4.6  Calibration

Whether or not DG reproduces confinement correctly largely depends on the boundary conditions, the mesh spacing and the parameters λ_n for electrons and λ_p for holes. As stated in the last section, Robin boundary conditions at insulator-semiconductor interfaces have proven to be best suited since they deliver the best fit with the carrier concentrations obtained from a solution of the Schrödinger equation (cf. Section 2.6).

4.6.1  Calibration for the Drift Diffusion Model

In Figure 4.1 the results of a fit, with a density gradient quantum corrected drift diffusion model, for electrons are shown for various grid spacings. This figure clarifies the need for a finely spaced grid for simulation, when using a quantum correction model. In Figure 4.4 Capacitance-Voltage curves, obtained by density gradient and a Schrödinger-Poisson solver, for n- and p-channel 1D MOS structures for various dopings are shown and compared  [90]. Since density gradient does not exhibit a free, doping dependent parameter, a set of parameters only works for a certain bulk doping  [5]. This is the main disadvantage of density gradient. Another requirement of density gradient, as for any Schrödinger-Poisson solver, is that the grid needs to be in the sub-nanometer regime in order to fully refine the 2D electron gas in a MOS structure, as demonstrated in Figure 4.1.

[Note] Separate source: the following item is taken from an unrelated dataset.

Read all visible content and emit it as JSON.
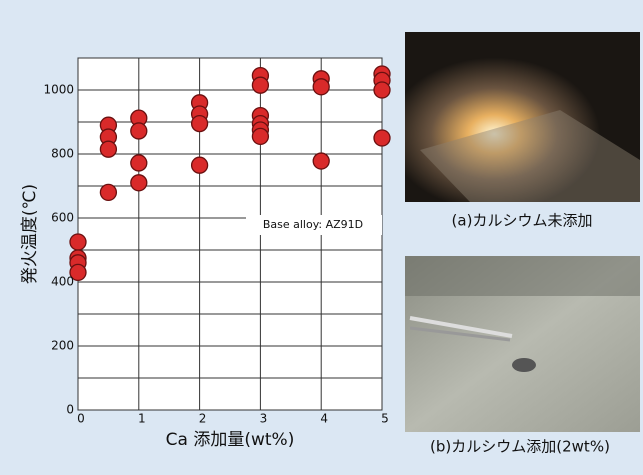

4.6.2  Calibration for a SHE of the BTE

This section is devoted to the calibration of density gradient in ViennaSHE  [65]. To this end Robin-Boundary conditions and the simple scheme have been implemented and a comparison with VSP  [51] has been carried out in weak inversion. The parameters of the fit are given in Table 4.1 and the resulting calibration is shown in Figure 4.3.

Figure 4.3:

Results of the calibration of the DG model to a first-order SHE  [65] using a solution of the Schrödinger-Poisson equation obtained via VSP  [51]. Left: The fit for electrons has been obtained using a 1D NMOS structure, Robin boundary conditions at the silicon-silicon-dioxide-interface, an acceptor doping of 3 × 1017cm-3, an oxide thickness of 1nm and a uniform grid spacing (orthonormal grid) of 0.1nm. Right: The fit for holes has been obtained using exactly the same device as for electrons but instead of an acceptor doping a donor doping of 3 × 1017cm-3 has been used. The parameters are given in Table 4.1

Figure 4.4:

Capacitance-Voltage curves for various channel dopings in 1D MOS structures, obtained by a DG solution compared to a solution obtained using VSP  [51]. Well visible is the increasing discrepancy between DG and a real Schrödinger-Poisson solution for dopings above and below ND = 1017cm-3, for which the Robin boundary condition coefficients have been fitted to the Schrödinger-Poisson solution. For comparison the CV-curves obtained using plain drift diffusion are shown in black. The fitting parameters used with MinimosNT have been previously published in  [90].